Introduction
The hydrogen bond occurs when a hydrogen attached to an electronegative atom (usually fluorine or oxygen, but occasionally nitrogen) is attracted to a neighboring electronegative atom in its vicinity. The neighboring atom may be on a different molecule (intermolecular hydrogen bond) or on the same molecule (intramolecular hydrogen bond). The enthalpy of a hydrogen bond is typically in the 4- 40 kJ mol-1 range, compared to the much higher values expected for covalent bonds (100-600 kJ mol-1). Experiments 9-12 utilize spectroscopic methods (NMR, IR, UV- visible, fluorescence) to explore the nature of the hydrogen bond.
IR study of the Hydrogen Bond
The presence of a hydrogen bond stretches and weakens the covalent bond (X-H) attached to the hydrogen participating in the hydrogen bond. This, in turn, lowers the observed vibrational frequency of the X-H stretching vibration.

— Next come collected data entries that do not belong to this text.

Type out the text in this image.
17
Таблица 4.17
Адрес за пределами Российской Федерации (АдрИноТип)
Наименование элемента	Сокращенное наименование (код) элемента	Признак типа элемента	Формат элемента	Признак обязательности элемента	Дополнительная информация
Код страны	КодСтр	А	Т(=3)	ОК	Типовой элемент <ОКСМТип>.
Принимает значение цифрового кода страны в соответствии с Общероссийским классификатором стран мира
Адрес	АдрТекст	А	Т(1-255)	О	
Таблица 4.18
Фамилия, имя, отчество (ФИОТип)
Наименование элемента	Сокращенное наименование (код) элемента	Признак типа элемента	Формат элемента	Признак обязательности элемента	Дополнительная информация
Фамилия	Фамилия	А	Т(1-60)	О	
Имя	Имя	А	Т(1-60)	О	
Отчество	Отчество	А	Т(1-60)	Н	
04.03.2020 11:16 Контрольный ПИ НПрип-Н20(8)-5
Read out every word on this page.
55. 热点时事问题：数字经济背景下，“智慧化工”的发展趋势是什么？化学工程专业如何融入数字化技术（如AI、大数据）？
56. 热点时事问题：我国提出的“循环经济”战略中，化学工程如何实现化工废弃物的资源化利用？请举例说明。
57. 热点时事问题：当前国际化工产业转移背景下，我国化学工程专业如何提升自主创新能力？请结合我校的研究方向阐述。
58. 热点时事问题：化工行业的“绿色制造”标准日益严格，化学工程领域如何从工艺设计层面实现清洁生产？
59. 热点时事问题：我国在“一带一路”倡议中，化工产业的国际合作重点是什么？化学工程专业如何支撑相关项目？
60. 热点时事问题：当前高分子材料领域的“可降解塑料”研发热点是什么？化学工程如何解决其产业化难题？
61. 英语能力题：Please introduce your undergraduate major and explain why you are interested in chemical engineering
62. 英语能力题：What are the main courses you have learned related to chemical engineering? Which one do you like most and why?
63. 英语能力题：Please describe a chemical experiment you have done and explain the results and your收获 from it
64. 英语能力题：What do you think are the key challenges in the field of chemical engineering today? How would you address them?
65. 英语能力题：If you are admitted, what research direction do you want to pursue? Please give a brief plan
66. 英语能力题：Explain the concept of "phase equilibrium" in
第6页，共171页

This vibration is also broadened by proton exchanges and combination bands involving the hydrogen bond stretching motions. The absolute intensity of the X-H stretching mode is also substantially enhanced by hydrogen bonding. In this experiment, you will determine the effects of concentration, solvent, and substituents on the infrared spectrum of hydrogen bonding species.
Procedure
(a). Prepare solutions of benzyl alcohol in carbon tetrachloride having
concentrations of 0.5, 0.25, 0.125, 0.0625, 0.031, and 0.016 M. Acquire
infrared spectra (3000-5000 cm-1)of these in a fixed-path cell,
using the solvent as a reference. Identify the free and hydrogen bonded O-H
vibrations.
(b). Prepare 0.016 M solutions of benzyl alcohol in each of the following
solvents: benzene, acetonitrile, and pyridine and
acquire the infrared spectrum of each in the same manner as above.
(c). Prepare 0.125 M solutions of p-chlorophenol,
p-cresol, p-hydroxyanisole, o-nitrophenol,
and phenol, and acquire the infrared spectrum of each in the same manner as
above.
Calculations
Plot the frequency of the hydrogen bonded O-H stretch (part (a).) versus
concentration. For part (b)., determine the shift in the vibrational frequency
of this stretch relative to that in carbon tetrachloride, then tabulate the
shifts as a function of solvent. Does any solvent property correlate with the
observed shifts? If so, plot the relationship. For part (c).,
integrate the free and hydrogen-bound O-H peaks. Do the relative areas
correlate with the properties (for example, σ values) of the substituents in the para
position of the phenol?